El convenio finalmente evitó la reducción salarial en sí, además de la propuesta de ligar las remuneraciones a la evolución del consumo. No obstante, sí que consiguió un aumento de las horas máximas trabajadas, así como la generalización del trabajo durante domingos y festivos sin acompañar tales jornadas de una retribución especial.

Será que la patronal ya no tiene conciencia de clase y habrá que darle lecciones de capitalismo, pues parece estar tirando piedras contra su propio tejado; será que no conocen el sistema productivista que tanto defienden, o será, sencillamente, que la avaricia les ciega y no quieren aceptar que las cifras no siempre serán tan satisfactorias como antes.

Bajo la apariencia de la democratización económica se esconde una masificación del consumo.
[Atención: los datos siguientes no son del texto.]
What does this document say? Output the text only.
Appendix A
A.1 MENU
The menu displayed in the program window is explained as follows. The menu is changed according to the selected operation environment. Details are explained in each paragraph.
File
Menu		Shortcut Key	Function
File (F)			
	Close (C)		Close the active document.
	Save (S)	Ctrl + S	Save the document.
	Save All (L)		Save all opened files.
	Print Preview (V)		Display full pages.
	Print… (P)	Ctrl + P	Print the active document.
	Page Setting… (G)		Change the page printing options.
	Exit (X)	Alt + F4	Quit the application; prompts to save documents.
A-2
Si el pueblo no tiene dinero, no seguirá comprando. Más aún, la jornada laboral entra en competencia con el tiempo de consumo y ocio consumista. Según la receta de quienes manejan los hilos, lo mejor para salir de la crisis es tener por un lado a un montón de gente sin dinero (que ha sido despedida o que no encuentra trabajo) pero que tiene tiempo de sobra, y por otro, a un montón de gente con algo de dinero pero sin tiempo para gastarlo.

Supongo que quienes plantean estas soluciones son ecologistas radicales, pues parecen ansiosos por relegar el consumo a una pequeña élite y así minimizar el impacto ecológico que está castigando al planeta. Tan sólo planteo estas pequeñas advertencias a quienes creen en el productivismo como sistema óptimo para la satisfacción de las necesidades humanas.

Puede que el hundimiento de la demanda interna obedezca simplemente a cierto equilibrio, es decir, que antes consumíamos más de lo necesario. Lo cual no significa siempre que como consecuencia, vivamos en la abundancia y tengamos mucho, sino que consumimos mal: esto es, renovando cada poco y manteniendo pautas innecesariamente individualistas de consumo y propiedad. A veces es más fácil comprar doble que enseñar a los hijos a compartir.

Sinceramente, no tengo ninguna piedad por la caída de las grandes empresas de distribución. Los grandes almacenes han crecido de forma desmesurada y promueven formas de consumo y ocio deplorables. Despersonalizan el comercio, banalizan el ocio, uniformizan a trabajadores y clientes y anteponen el beneficio al servicio.

Sin duda la mejor manera de apoyar al mayor número de personas no es creando puestos de trabajo en grandes empresas de este tipo, sino haciendo una apuesta seria por el pequeño comercio. Hay que ser conscientes de las desventajas de los grandes almacenes para la redistribución de los recursos y la riqueza, amén de muchos otros problemas añadidos (alto consumo energético, excesivo embalaje, publicidad engañosa, hipermercantilización de las relaciones comerciales, etc.). Quizás esta sea una buena oportunidad para dejar de ser esclavos del trabajo y del consumo, es decir, del dinero, y ser sencillamente, personas.